Organ donation is a successful process of removing tissues or organs surgically from one person to another (Cleveland Clinic, 2013). Many questions based on organ donation run along the lines of why people do not donate, but many do not realize that not everyone is allowed or able to donate because some people are not physically capable to have a successful transplant (Prigent et al., 2014). Meaning that the donor’s organs are too weak, or the donor’s organs are too old, in some cases the donor and recipient do not have the same blood type, which then causes alloimmunization (Kawano et al., 2014; Prigent et al., 2014).

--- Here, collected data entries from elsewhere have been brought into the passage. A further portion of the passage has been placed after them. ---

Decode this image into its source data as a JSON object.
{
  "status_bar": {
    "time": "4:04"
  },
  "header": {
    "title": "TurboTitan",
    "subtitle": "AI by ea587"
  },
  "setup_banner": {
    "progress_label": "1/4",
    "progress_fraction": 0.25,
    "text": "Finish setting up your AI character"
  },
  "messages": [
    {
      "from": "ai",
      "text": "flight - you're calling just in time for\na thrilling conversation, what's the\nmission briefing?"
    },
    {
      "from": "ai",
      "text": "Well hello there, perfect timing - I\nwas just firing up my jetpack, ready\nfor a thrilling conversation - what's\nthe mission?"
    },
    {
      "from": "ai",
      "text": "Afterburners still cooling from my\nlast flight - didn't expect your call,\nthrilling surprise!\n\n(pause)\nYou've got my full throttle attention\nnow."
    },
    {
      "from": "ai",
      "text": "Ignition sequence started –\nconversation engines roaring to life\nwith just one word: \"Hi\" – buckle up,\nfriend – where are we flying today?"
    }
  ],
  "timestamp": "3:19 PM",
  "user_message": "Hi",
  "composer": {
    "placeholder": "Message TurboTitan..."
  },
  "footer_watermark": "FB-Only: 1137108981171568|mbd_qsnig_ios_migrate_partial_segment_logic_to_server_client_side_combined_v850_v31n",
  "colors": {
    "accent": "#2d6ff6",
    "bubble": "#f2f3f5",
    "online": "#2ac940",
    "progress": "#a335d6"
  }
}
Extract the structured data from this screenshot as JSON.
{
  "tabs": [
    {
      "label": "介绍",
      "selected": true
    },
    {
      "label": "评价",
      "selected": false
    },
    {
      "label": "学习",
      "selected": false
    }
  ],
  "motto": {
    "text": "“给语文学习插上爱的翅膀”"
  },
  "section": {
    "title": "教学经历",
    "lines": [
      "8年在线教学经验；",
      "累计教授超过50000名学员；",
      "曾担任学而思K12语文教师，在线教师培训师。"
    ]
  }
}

In the United States, there are more than 117,000 people waiting for an organ donor and 18 people on the waiting list die everyday (Cleveland Clinic, 2013). One donor can save about eight lives because a donation can consist of their ear, bones, bone marrow, liver, kidney, pancreas, heart, heart valves, lungs, intestines, connective tissues, skin, and eyes (Cleveland Clinic, 2013; “Organ Donation,” 2012).
Since donating organs isn’t legalized yet, the number of donors in very low compared to the number of people who are in need of these organs. Most of the time, the donors of kidneys or livers are family members but its not enough. The website organdonor.org states that 18 people die every single day only in the US from being too long on the waiting list for an organ that never came to their rescue. Recent research done by Statistic Brain also shows that the number of patients in the US who died waiting for organ transplants in 2010 were 6,521, with the number of people on the waiting list in late 2013 was 112,706. Imagine the thousands, if not millions, of people who are waiting in the whole world.